Insisting without qualification on the
continuity of our constitutional experience arguably puts Baude and Sachs in poor
company. After all, in the wake of the
Civil War the people who were most determined to assert legal continuity were
former Confederates, not radical Republicans.
Here is what the Joint Committee
on Reconstruction had to say in 1866 about an argument they made similar to
that of Baude and Sachs: “It is more
than idle, it is a mockery, to contend that a people who have thrown off their
allegiance, destroyed the local government which bound their States to the
Union as members thereof, defied its authority, refused to execute its laws,
and abrogated every provision which gave them political rights within the
Union, still retain, through all, the perfect and entire right to resume, at
their own will and pleasure all their privileges within the Union, and
especially to participate in its government, and to control the conduct of its
affairs.” The Joint Committee knew a
constitutional discontinuity when it saw one.
This point about constitutional argument in
the wake of the Civil War serves to throw into sharp relief one signal
characteristic of how Baude and Sachs make their case – they focus almost
entirely on the world of case law, paying relatively little attention to the
“Constitution outside the courts.” But if
we were to focus on the contested issue of presidential war powers, for
example, what we would see (as I describe in my book Long Wars and the
Constitution) is members of Congress and (at least former) executive
officials openly acknowledging that the Constitution had to change informally
outside Article V in order to meet the challenge posed by the Cold War. Theories of informal constitutional change
should help us understand how this could happen and, if at all, legitimately –
but Baude and Sachs rule such theories out of bounds on originalist
grounds. As I argue in “Optimistic
Originalism,” what we should be doing is asking how an Article V-driven
positive law theory could have worked in an environment where everyone was
trying to avoid making formal amendments out of a concern for political
stability.
I think an extended analysis would show that Baude and
Sachs continually oscillate between two sets of two poles simultaneously (perhaps I should have labeled this post “quadruple trouble”).

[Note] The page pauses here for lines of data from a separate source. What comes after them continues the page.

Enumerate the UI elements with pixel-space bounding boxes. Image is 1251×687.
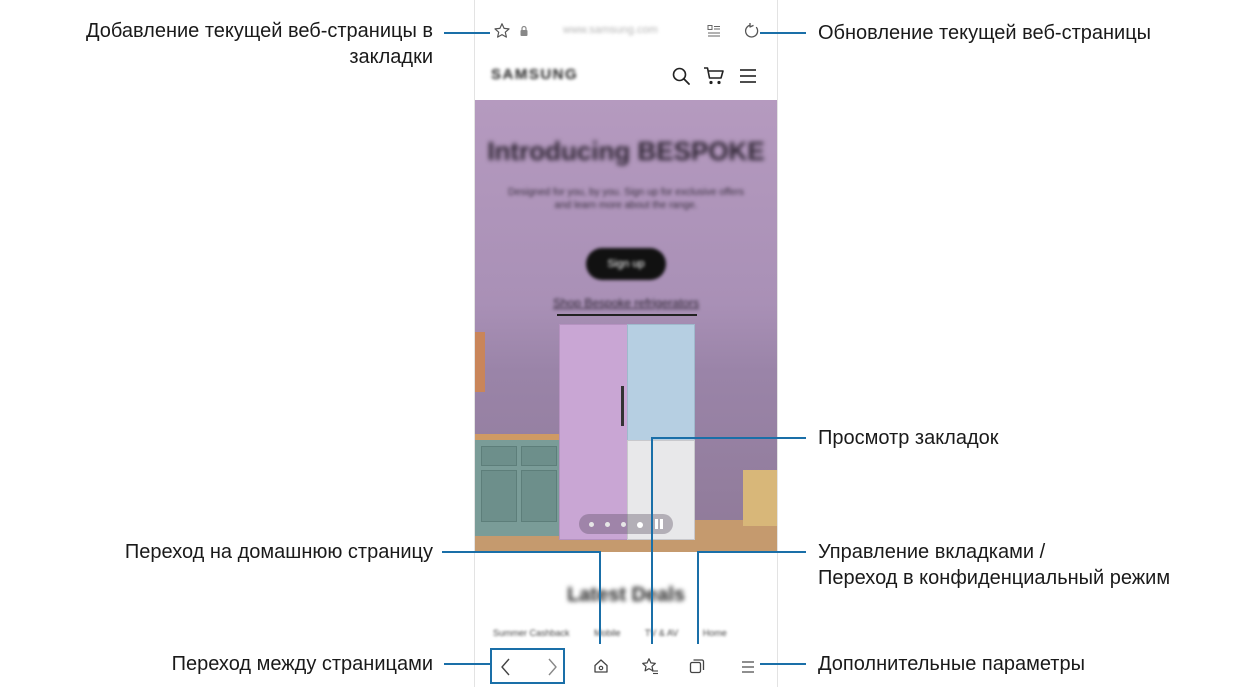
search-icon[interactable] (671, 66, 691, 86)
bookmark-star-icon[interactable] (493, 22, 511, 40)
callout-tabs-line1: Управление вкладками / (818, 541, 1046, 563)
fridge-left-door (559, 324, 629, 540)
back-icon[interactable] (499, 656, 513, 678)
deals-tab[interactable]: Home (703, 628, 727, 638)
site-menu-icon[interactable] (739, 68, 757, 84)
cabinet-drawer (521, 470, 557, 522)
refresh-icon[interactable] (743, 22, 761, 40)
carousel-indicator[interactable] (579, 514, 673, 534)
hero-divider (557, 314, 697, 316)
cart-icon[interactable] (703, 66, 725, 86)
fridge-handle (621, 386, 624, 426)
stacked-boxes (743, 470, 777, 526)
callout-tabs-line2: Переход в конфиденциальный режим (818, 567, 1171, 589)
hero-title: Introducing BESPOKE (487, 136, 765, 166)
more-menu-icon[interactable] (741, 660, 755, 674)
carousel-dot-active[interactable] (637, 522, 643, 528)
hero-signup-button[interactable]: Sign up (586, 248, 666, 280)
reader-mode-icon[interactable] (707, 24, 721, 38)
cabinet-drawer (521, 446, 557, 466)
carousel-dot[interactable] (621, 522, 626, 527)
deals-tab[interactable]: TV & AV (645, 628, 678, 638)
carousel-dot[interactable] (589, 522, 594, 527)
callout-bookmark-add-line1: Добавление текущей веб-страницы в (85, 20, 433, 42)
lock-icon (520, 25, 528, 36)
site-header: SAMSUNG (475, 52, 777, 98)
cabinet-drawer (481, 470, 517, 522)
cabinet (475, 434, 561, 536)
url-text[interactable]: www.samsung.com (563, 24, 673, 36)
hero-banner[interactable]: Introducing BESPOKE Designed for you, by… (475, 100, 777, 552)
hero-subtitle: Designed for you, by you. Sign up for ex… (507, 187, 745, 211)
phone-screen: www.samsung.com SAMSUNG Introducing BESP… (474, 0, 778, 687)
deals-tab[interactable]: Summer Cashback (493, 628, 570, 638)
callout-home: Переход на домашнюю страницу (124, 541, 433, 563)
forward-icon[interactable] (545, 656, 559, 678)
callout-view-bookmarks: Просмотр закладок (818, 427, 999, 449)
home-icon[interactable] (593, 658, 609, 674)
hero-link[interactable]: Shop Bespoke refrigerators (553, 296, 699, 310)
callout-refresh: Обновление текущей веб-страницы (818, 22, 1152, 44)
callout-navigate: Переход между страницами (171, 653, 433, 675)
tabs-icon[interactable] (689, 658, 705, 674)
callout-more: Дополнительные параметры (818, 653, 1085, 675)
deals-tab[interactable]: Mobile (594, 628, 621, 638)
site-logo[interactable]: SAMSUNG (491, 66, 578, 83)
deals-title: Latest Deals (567, 584, 685, 606)
carousel-dot[interactable] (605, 522, 610, 527)
pause-icon[interactable] (653, 518, 665, 530)
address-bar[interactable]: www.samsung.com (475, 8, 777, 52)
deals-tabs: Summer Cashback Mobile TV & AV Home (493, 628, 777, 638)
bookmarks-icon[interactable] (641, 657, 659, 675)
cabinet-drawer (481, 446, 517, 466)
browser-toolbar (475, 646, 777, 687)
callout-bookmark-add-line2: закладки (349, 46, 433, 68)
wall-shelf (475, 332, 485, 392)
callout-tabs: Управление вкладками / Переход в конфиде… (818, 539, 1170, 591)
callout-bookmark-add: Добавление текущей веб-страницы в заклад… (86, 18, 433, 70)
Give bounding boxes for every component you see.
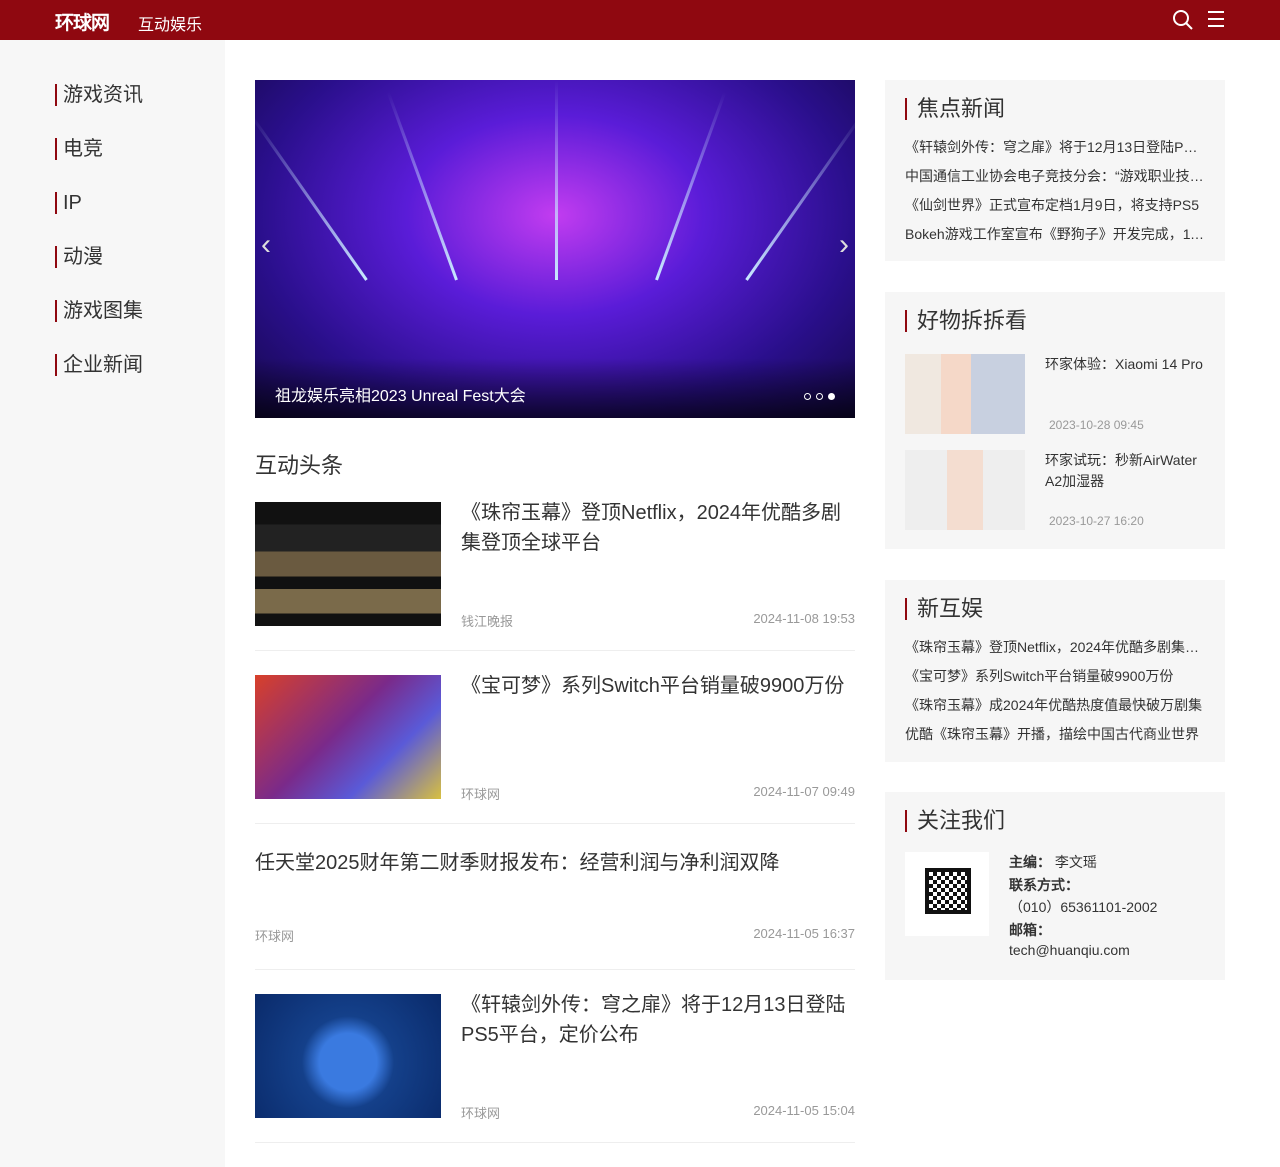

They assert that it is part of our system of
positive law that the Constitution is the supreme law of the land (which no one
disputes) and that this is equivalent to agreeing that an unspecified (though
broad) version of originalism is the only method of interpretation that has a
basis in the eighteenth century founding (which, as Jonathan Gienapp has
recently shown, is false).
At the same time, they oscillate between insisting
that any knowledgeable lawyer knows that originalism in their sense is our law
(the “official story”) and that understanding its deep structure involves
research into legal history with results potentially so esoteric that only a
select few could understand the mistake everyone has made deviating from that
same law for decades. This actually somewhat
parallels the structure of Ackerman’s theory, yet they reject it supposedly
because it does not conform to the official story.
Baude and Sachs challenge their critics:
“What, then, is our law? If not originalism, what? Positive law provides a lens
to judge not only originalism but its alternatives.” Here I think we should keep in mind that some
of the most prominent alternatives to H.L.A. Hart’s theory (the theory that
Baude and Sachs deploy), such as those from Ronald Dworkin in the past to Scott
Shapiro and Mitch Berman in the present, are motivated in part by the
differences the U.S. Constitution makes to our system of positive law. Hart had no reason to take any strong notice
of these differences and I, for one, doubt that theories of jurisprudence can
make a strong contribution to debates in constitutional theory unless they are
firmly grounded both in history and a historicist sensibility.